Положение дел в Азиатско-Тихоокеанском регионе прямо отражается на глобальной стратегической стабильности. Динамичные процессы, происходящие на обширном пространстве этого макрорегиона, требуют пристального изучения с учётом взаимосвязей экономической, военно-политической и многих других сфер
Сегодня в научно-публицистическом дискурсе и на официальном уровне активно внедряется словосочетание «Индо-Тихоокеанский регион» (ИТР). Речь идёт, в частности, о переименовании в Индо-Тихоокеанское ранее Тихоокеанского командования ВС США, а также о принятии рядом стран Индо-Тихоокеанских.

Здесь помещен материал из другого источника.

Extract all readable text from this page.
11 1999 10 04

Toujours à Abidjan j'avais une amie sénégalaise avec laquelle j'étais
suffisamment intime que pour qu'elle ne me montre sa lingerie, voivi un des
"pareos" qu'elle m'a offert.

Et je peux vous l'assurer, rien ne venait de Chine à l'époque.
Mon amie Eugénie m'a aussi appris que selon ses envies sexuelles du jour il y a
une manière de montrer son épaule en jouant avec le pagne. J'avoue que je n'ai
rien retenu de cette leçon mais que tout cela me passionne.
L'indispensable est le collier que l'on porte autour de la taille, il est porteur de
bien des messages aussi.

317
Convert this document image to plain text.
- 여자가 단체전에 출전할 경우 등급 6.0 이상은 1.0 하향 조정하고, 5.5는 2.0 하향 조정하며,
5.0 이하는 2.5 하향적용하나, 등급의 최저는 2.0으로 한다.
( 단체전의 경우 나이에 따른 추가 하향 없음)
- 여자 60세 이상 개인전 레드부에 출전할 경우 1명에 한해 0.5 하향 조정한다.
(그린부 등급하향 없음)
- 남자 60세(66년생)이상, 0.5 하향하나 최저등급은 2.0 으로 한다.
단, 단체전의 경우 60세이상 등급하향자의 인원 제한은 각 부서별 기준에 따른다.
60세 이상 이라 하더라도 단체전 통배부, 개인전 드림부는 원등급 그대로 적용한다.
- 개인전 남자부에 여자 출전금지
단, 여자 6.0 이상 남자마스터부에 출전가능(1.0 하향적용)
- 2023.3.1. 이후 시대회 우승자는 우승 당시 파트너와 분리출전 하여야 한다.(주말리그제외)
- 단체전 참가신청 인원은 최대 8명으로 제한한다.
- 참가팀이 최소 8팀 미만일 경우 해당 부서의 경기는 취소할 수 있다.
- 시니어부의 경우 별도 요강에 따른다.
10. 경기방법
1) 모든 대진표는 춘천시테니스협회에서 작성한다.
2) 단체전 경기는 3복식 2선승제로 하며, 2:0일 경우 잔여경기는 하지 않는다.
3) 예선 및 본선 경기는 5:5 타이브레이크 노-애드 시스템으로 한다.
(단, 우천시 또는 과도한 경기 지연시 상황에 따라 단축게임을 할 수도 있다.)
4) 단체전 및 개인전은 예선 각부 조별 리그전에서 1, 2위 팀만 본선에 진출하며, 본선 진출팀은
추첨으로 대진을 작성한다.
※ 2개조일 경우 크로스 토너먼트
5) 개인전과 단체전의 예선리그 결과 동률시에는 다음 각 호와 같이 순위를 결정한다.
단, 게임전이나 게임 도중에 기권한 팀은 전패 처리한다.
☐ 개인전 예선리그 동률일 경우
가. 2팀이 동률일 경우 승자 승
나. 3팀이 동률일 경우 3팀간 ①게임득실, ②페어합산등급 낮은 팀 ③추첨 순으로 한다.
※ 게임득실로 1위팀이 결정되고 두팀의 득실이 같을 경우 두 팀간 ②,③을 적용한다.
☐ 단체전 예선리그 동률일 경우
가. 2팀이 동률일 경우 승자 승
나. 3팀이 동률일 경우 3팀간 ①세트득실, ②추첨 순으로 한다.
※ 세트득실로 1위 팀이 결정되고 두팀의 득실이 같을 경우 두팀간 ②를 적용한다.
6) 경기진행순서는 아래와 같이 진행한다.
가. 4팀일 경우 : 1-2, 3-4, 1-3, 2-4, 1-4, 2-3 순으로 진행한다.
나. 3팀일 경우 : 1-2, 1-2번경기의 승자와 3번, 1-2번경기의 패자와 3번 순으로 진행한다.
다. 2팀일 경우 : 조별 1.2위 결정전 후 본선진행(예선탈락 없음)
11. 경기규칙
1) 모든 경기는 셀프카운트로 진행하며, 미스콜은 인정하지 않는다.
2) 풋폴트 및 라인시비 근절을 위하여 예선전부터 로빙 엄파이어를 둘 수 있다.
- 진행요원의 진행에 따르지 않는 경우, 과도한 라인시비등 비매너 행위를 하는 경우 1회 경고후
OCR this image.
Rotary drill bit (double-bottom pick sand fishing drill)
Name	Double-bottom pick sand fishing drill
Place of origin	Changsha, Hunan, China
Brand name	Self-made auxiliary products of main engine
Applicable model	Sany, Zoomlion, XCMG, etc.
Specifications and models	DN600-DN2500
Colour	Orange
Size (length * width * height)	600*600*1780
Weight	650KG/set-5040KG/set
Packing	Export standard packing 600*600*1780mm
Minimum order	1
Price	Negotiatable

Несмотря концептуальный сдвиг, связанный с включением Индийского океана в смысловое поле, параллельно аббревиатуре «ИТР» по-прежнему широко употребляется уже устоявшееся в науке и публицистике «АТР». Критическое отношение к новому понятию встречается и в работах учёных из стран, продвигающих концепцию «Свободной и открытой Индо-Пацифики», в частности, Японии и Австралии. Даже издание The Diplomat, известное своей тенденциозной направленностью, не спешит менять свой подзаголовок «Read the Diplomat, Know the Asia Pacific» («Читайте The Diplomat, познавайте Азиатско-Тихоокеанский регион»). При этом стоит отметить, что вне зависимости от аббревиатуры названия проблема определения границ этого пространства остается нерешенной.
Как бы то ни было, в центре наименования региона остаётся концепт Тихого океана. Интересно, что сам этот топоним в различных европейских языках берёт начало ещё из эпохи Великих географических открытий и происходит от испанского прилагательного «pacífico», что означает «мирный». Более того, в названии океана в некоторых восточных языках — 太平洋 (кит. tàipíngyáng, яп. тайхэйё:) — средний иероглиф имеет похожее значение. Впрочем, Тихий океан, как ни парадоксально, на деле самый бурный, свидетельством чему служат не только вахтенные журналы мореплавателей, но и проникшие в русский язык слова — китайское «тайфун» или японское «цунами». По иронии судьбы такая турбулентность характерна сегодня и для общего положения дел в регионе, который превращается в арену сосуществования и противостояния не только США и Китая, но и целого ряда других крупных, а также средних и малых держав.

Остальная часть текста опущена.